Karl Richter

Karl Richter, la culture européenne

Dossier : Arts, lettres et sciencesMagazine N°760 Décembre 2020
Par Jean SALMONA (56)

« S’il y a quelqu’un qui doit tout à Bach, c’est bien Dieu. » Cette célèbre citation de Cioran sur Bach, déjà mentionnée dans ces colonnes – on ne s’en lasse pas – pourrait aussi bien s’appliquer à Karl Richter (1926-1981). Koopman, Gardiner, Suzuki, Pichon, grands interprètes des cantates de Bach aujourd’hui, n’existeraient pas si Karl Richter ne leur avait pas montré la voie. Pendant les années 1960-1970, à la tête de l’Orchestre et du Chœur Bach de Munich qu’il a fondés, Richter, chef d’orchestre, claveciniste et organiste, a exploré la majeure partie de la musique de Bach vocale et instrumentale et l’a enregistrée. C’est la totalité de ces enregistrements pour la plupart légendaires réalisés pour Deutsche Grammophon et Archiv Produktion que DGG a réunie en un coffret  et publie en cette fin d’année 2020. Au moment où la musique baroque prend des chemins parfois hasardeux, cette somme mérite que l’on s’y arrête.

Le choix des instruments modernes

Tout d’abord, Richter fait le choix des instruments modernes, plutôt que des instruments anciens au son parfois souffreteux, mais il exclut le vibrato. Il privilégie le clavecin plutôt que le piano, même dans les concertos. Ses interprétations sont personnelles mais rigoureuses : pas de romantisme, jamais de rubato. Et les tempos sont plus lents que ce qui se fait d’habitude, à la manière d’un Celibidache.
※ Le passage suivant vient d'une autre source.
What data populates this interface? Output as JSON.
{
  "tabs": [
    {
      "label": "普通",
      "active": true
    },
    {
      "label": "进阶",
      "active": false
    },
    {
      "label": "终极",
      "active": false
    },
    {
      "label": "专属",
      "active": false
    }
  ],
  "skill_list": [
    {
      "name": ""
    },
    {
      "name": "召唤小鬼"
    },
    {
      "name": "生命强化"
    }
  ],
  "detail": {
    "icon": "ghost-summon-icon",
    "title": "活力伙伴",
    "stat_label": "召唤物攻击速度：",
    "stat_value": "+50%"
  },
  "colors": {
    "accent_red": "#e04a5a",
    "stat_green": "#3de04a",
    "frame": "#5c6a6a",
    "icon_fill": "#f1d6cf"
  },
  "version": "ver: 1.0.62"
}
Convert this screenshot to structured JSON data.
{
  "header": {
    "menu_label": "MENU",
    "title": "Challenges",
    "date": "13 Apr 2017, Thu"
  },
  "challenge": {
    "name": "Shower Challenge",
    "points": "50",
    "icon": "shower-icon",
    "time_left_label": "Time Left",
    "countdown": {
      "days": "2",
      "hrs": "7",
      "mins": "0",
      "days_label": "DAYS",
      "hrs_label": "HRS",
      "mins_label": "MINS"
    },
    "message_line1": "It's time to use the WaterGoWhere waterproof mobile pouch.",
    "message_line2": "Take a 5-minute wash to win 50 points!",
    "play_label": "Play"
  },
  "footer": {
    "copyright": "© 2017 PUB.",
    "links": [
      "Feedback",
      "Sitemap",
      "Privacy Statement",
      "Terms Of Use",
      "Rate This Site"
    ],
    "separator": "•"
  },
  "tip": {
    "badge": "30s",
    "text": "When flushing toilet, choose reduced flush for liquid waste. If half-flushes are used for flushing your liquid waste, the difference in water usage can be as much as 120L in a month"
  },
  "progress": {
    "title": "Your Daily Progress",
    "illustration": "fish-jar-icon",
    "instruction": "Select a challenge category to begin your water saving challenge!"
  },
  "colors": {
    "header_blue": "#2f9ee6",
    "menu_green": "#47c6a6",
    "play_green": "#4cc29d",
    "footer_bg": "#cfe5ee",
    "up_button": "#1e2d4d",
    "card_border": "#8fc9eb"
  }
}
Enfin et surtout, Richter fait appel à des solistes hors pair dont le nom seul fait rêver : Peter Schreier, Ernst Haefliger, Dietrich Fischer-Dieskau, Edith Mathis, Maria Stader, Anna Reynolds, et même Gundula Janowitz et Irmgard Seefried, pour les voix ; Wolfgang Schneiderhan, violon, Aurèle Nicolet, flûte, pour les sonates.

Le coffret se divise en 5 parties :

  • La Messe en si mineur (2 enregistrements), la Passion selon saint Matthieu (2 enregistrements), la Passion selon saint Jean, l’Oratorio de Noël ;
  • 78 Cantates pour les dimanches et les fêtes religieuses, dont toutes les « grandes », plus le Magnificat ;
  • Les 6 Concertos brandebourgeois, les 4 Suites pour orchestre, les 19 Concertos dont certains peu connus, L’Offrande musicale, les Sonates pour violon et clavecin, les Sonates pour flûte et clavecin, diverses pièces pour clavecin dont les Variations Goldberg, diverses pièces pour orgue dont 6 Concertos ;
  • 4 Symphonies de Carl Philipp Emanuel Bach, la Messe en ut de Beethoven ;
  • Orphée et Eurydice de Gluck (avec D. Fischer-Dieskau et Gundula Janowitz), Le Messie de Haendel (2 versions dont une avec le London Philharmonic), Samson de Haendel, Jules César de Haendel, diverses œuvres de Haendel dont 18 Concertos grossos (opus 3 et 6)1, diverses pièces pour orgue de Liszt, Brahms, Reger.

S’émerveiller

Écoutez le Kyrie de la Messe en si, écoutez le chœur initial de la cantate Ich hatte viel Bekümmernis, c’est l’absolue perfection, le chemin vers la transcendance.

On l’aura compris : il y a là matière à des heures de découvertes, marquées par la rigueur, la beauté, la lumière. En ces temps troublés et difficiles, que nous soyons croyants, athées ou agnostiques, nous ne pouvons que nous émerveiller et prendre acte : il y a bien une culture et une identité européennes.

 


97 CD Deutsche Grammophon

 


1. Nous refusons obstinément concerti et autres scenarii.